Where are you from?
I grew up in Winnipeg (Treaty 1 territory) in a 1940s house built on the site of an early 19th-century experimental farm run by the Hudson's Bay Company. My ancestors were settlers from Great Britain and Iceland, and I think I have always been interested in what studying the past can tell us about the best and worst of humanity. I did an undergraduate degree in English and History at the University of Winnipeg and earned my MA and PhD in history at York University in Toronto.

When did you come to the U of L and what do you do here?
After completing post-doctoral fellowships at the University of Western Ontario and the University of Saskatchewan, I arrived at the University of Lethbridge in July 2013. My current positions at the U of L are: Canada Research Chair (Tier 2) in Child and Youth Studies, associate professor of history and co-director of the Institute for Child and Youth Studies (I-CYS). As a Canada Research Chair, I am currently working on a number of research projects, all of which ask new questions about how young people have understood and engaged with global processes and events over the past 100 years. I teach undergraduate and graduate courses in the history department and the graduate program in Cultural, Social, and Political Thought. My colleague, Dr. Jan Newberry, and I recently co-supervised the first post-doctoral fellow in the humanities at the U of L. I also work with faculty and students from across the university in my capacity as co-director of I-CYS, a multidisciplinary research institute devoted to child and youth-focused community engagement, research, and teaching.

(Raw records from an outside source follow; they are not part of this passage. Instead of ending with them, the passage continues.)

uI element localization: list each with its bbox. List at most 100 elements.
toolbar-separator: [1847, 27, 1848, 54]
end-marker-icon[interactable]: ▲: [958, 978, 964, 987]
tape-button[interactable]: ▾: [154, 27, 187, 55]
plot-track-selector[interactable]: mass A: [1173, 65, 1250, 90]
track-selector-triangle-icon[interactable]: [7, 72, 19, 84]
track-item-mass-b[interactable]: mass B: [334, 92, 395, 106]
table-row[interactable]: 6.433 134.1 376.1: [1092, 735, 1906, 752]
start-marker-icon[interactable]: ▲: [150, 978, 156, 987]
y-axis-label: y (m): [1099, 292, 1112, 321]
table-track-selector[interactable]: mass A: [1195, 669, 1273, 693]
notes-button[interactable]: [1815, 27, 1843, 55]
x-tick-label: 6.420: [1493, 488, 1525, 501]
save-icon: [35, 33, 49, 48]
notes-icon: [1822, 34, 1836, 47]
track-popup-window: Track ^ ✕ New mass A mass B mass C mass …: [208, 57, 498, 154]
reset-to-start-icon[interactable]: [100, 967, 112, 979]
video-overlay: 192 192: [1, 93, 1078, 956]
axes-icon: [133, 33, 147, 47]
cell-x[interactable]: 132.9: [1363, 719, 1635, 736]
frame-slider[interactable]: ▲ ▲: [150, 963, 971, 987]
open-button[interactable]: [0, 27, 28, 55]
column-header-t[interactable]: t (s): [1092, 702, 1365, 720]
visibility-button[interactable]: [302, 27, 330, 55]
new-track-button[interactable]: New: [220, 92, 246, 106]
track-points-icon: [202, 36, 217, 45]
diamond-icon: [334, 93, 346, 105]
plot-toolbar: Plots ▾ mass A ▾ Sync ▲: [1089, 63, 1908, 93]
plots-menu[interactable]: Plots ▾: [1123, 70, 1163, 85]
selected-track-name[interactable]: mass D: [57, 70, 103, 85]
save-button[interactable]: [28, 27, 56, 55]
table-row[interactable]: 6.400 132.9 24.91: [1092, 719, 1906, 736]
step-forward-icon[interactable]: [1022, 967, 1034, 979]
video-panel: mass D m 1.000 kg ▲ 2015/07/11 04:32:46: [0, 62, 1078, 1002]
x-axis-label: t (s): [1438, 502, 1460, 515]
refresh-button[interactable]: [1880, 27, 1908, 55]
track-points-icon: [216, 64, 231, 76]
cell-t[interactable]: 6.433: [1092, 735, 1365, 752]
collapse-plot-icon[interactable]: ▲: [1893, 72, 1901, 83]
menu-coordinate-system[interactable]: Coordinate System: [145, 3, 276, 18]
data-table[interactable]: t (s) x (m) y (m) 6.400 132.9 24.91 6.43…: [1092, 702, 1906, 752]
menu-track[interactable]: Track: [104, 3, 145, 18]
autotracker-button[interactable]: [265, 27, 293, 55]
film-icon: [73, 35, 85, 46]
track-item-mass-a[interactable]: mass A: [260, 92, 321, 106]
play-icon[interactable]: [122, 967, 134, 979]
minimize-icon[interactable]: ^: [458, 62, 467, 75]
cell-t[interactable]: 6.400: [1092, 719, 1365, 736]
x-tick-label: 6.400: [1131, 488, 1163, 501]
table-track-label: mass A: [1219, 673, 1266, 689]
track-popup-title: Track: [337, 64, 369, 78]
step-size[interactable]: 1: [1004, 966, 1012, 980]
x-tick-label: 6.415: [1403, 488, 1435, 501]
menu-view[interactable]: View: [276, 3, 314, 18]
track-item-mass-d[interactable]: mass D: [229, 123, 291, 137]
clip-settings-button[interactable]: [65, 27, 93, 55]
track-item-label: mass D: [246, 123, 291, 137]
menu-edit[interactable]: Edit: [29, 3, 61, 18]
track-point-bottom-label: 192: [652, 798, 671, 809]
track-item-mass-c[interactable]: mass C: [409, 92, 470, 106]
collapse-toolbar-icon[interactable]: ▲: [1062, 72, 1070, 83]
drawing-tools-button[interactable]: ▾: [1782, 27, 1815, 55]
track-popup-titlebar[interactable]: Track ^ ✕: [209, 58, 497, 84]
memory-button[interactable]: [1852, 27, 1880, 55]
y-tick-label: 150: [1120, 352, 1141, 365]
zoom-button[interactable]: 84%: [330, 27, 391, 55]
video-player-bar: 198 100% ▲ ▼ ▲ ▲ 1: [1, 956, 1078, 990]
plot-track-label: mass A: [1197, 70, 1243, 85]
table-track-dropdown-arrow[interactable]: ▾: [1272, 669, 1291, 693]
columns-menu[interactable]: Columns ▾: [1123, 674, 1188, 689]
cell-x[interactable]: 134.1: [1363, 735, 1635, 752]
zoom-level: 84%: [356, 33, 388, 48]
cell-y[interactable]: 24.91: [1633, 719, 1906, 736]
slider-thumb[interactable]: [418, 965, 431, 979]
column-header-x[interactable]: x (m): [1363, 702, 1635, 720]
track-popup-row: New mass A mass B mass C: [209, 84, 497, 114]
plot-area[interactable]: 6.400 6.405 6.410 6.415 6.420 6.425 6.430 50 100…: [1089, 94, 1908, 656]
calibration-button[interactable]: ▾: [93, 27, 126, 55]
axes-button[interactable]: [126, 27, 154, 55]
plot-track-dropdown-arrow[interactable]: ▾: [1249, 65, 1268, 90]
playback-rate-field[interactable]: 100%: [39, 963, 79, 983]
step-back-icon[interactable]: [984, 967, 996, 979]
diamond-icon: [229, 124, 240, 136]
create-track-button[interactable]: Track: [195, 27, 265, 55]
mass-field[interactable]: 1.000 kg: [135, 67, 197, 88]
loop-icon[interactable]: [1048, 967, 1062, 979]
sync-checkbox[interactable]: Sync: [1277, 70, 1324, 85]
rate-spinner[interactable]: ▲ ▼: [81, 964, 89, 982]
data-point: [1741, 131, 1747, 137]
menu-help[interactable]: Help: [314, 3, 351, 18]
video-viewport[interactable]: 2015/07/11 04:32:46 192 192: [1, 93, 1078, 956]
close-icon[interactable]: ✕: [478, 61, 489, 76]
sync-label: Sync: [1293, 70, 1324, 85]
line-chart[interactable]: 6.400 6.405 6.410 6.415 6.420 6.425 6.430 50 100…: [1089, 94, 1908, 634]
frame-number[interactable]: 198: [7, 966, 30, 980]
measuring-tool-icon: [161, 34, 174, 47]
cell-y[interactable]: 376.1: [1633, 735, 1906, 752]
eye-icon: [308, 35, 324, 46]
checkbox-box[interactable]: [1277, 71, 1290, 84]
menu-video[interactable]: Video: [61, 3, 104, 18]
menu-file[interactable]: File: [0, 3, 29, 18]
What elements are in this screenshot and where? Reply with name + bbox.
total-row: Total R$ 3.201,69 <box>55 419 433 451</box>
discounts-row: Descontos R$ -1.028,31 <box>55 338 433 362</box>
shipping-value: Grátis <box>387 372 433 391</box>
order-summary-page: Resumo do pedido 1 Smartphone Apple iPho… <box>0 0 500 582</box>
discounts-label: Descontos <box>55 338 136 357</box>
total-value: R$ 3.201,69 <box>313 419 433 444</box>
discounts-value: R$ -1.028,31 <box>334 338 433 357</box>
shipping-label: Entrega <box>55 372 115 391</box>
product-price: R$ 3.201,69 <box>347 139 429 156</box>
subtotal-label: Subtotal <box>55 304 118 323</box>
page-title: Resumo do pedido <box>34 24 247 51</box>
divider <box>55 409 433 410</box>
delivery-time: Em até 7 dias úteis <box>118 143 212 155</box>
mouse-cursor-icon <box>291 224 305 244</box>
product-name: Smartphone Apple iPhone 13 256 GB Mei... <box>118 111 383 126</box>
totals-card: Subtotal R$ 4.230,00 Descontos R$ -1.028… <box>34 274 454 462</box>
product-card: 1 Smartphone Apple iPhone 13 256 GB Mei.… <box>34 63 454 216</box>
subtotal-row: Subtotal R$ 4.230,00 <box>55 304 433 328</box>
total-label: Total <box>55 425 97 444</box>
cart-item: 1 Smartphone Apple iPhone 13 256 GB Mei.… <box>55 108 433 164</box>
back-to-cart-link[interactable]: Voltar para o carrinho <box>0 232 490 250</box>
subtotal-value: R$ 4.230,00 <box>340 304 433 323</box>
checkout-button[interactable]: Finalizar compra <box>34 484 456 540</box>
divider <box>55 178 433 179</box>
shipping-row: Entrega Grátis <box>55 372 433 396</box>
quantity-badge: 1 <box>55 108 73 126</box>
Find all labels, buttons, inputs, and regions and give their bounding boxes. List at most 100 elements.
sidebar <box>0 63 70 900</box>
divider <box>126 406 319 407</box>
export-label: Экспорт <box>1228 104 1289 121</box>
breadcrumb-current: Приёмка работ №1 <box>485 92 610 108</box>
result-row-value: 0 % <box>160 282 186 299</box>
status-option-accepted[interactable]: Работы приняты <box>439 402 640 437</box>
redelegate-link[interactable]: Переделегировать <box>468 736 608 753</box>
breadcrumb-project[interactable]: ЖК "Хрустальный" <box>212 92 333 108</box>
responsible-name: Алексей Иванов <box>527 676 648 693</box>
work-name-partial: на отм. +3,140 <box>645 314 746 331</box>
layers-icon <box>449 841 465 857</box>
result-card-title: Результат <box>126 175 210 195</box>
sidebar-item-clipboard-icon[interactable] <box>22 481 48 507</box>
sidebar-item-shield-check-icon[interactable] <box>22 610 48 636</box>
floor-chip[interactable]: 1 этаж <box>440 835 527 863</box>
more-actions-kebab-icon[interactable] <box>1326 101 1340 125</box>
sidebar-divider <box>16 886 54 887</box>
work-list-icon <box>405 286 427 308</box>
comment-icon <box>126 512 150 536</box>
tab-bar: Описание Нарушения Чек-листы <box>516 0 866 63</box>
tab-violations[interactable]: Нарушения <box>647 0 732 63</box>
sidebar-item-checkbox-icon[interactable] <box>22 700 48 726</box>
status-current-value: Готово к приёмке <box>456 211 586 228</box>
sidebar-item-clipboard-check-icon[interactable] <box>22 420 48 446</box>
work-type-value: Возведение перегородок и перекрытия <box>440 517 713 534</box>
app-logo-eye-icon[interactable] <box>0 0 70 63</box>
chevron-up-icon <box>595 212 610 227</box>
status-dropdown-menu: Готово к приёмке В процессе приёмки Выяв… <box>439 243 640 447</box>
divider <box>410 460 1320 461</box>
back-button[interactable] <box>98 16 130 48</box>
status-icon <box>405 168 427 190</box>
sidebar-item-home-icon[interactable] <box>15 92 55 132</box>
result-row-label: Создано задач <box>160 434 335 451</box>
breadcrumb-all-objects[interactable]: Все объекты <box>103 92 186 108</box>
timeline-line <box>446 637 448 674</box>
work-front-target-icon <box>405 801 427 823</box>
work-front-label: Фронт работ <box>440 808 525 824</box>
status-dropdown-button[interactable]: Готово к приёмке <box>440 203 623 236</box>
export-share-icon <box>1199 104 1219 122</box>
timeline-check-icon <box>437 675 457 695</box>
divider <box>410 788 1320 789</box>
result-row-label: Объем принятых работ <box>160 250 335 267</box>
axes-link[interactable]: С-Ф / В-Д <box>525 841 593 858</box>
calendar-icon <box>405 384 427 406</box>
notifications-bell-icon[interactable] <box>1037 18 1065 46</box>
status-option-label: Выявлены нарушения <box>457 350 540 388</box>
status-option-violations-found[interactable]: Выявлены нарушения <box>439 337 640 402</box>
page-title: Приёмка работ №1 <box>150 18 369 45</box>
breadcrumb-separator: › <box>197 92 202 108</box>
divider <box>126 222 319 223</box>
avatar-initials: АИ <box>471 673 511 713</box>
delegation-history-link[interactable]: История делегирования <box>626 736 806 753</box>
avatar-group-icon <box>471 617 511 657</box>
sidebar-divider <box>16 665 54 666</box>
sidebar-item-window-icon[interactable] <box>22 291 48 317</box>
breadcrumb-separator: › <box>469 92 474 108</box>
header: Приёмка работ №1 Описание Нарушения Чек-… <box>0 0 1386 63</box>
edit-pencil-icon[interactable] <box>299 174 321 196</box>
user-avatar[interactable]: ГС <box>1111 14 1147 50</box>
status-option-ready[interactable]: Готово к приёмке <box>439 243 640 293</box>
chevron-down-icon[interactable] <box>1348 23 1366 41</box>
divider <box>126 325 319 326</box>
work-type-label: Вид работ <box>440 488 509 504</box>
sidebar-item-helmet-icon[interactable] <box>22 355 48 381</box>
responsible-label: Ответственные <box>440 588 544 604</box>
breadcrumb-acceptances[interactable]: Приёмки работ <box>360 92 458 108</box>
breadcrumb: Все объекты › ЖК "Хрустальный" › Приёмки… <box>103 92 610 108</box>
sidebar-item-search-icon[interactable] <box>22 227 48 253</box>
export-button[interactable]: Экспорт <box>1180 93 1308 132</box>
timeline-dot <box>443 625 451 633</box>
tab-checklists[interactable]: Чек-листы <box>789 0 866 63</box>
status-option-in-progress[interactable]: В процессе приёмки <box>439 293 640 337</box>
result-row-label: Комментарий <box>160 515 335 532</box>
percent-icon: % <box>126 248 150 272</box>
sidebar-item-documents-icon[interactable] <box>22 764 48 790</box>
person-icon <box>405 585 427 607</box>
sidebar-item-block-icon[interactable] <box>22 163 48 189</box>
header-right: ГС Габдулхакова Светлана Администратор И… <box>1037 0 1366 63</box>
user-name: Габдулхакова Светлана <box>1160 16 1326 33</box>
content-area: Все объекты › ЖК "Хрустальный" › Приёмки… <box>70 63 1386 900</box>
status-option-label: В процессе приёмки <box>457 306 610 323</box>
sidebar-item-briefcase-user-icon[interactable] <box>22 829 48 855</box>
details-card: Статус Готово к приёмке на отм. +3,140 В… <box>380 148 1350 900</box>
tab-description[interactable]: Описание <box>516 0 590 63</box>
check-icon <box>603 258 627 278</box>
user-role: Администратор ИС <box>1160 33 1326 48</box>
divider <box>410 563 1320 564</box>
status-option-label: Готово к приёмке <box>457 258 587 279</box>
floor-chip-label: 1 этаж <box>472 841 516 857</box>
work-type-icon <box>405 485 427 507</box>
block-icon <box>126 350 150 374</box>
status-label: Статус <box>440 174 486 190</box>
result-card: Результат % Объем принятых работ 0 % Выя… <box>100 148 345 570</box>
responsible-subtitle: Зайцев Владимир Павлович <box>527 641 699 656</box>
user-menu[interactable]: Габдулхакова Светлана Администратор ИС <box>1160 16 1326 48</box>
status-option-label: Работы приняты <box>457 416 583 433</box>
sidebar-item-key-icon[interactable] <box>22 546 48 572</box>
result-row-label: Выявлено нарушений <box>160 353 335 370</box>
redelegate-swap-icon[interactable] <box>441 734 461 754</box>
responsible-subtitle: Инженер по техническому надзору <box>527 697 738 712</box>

What’s the best part of your job?
The best part of working at the University of Lethbridge is the students! I really enjoy learning from and getting to know them inside and outside the classroom, and have also watched a number of them do great work in experiential learning partnerships with groups like Opokaa'sin Early Intervention Society, the Boys and Girls Club of Lethbridge, and the Galt Museum.

What’s one thing most people don’t know about you?
In my early 20s, I played bass guitar in a garage band called the Switchblade Sisters.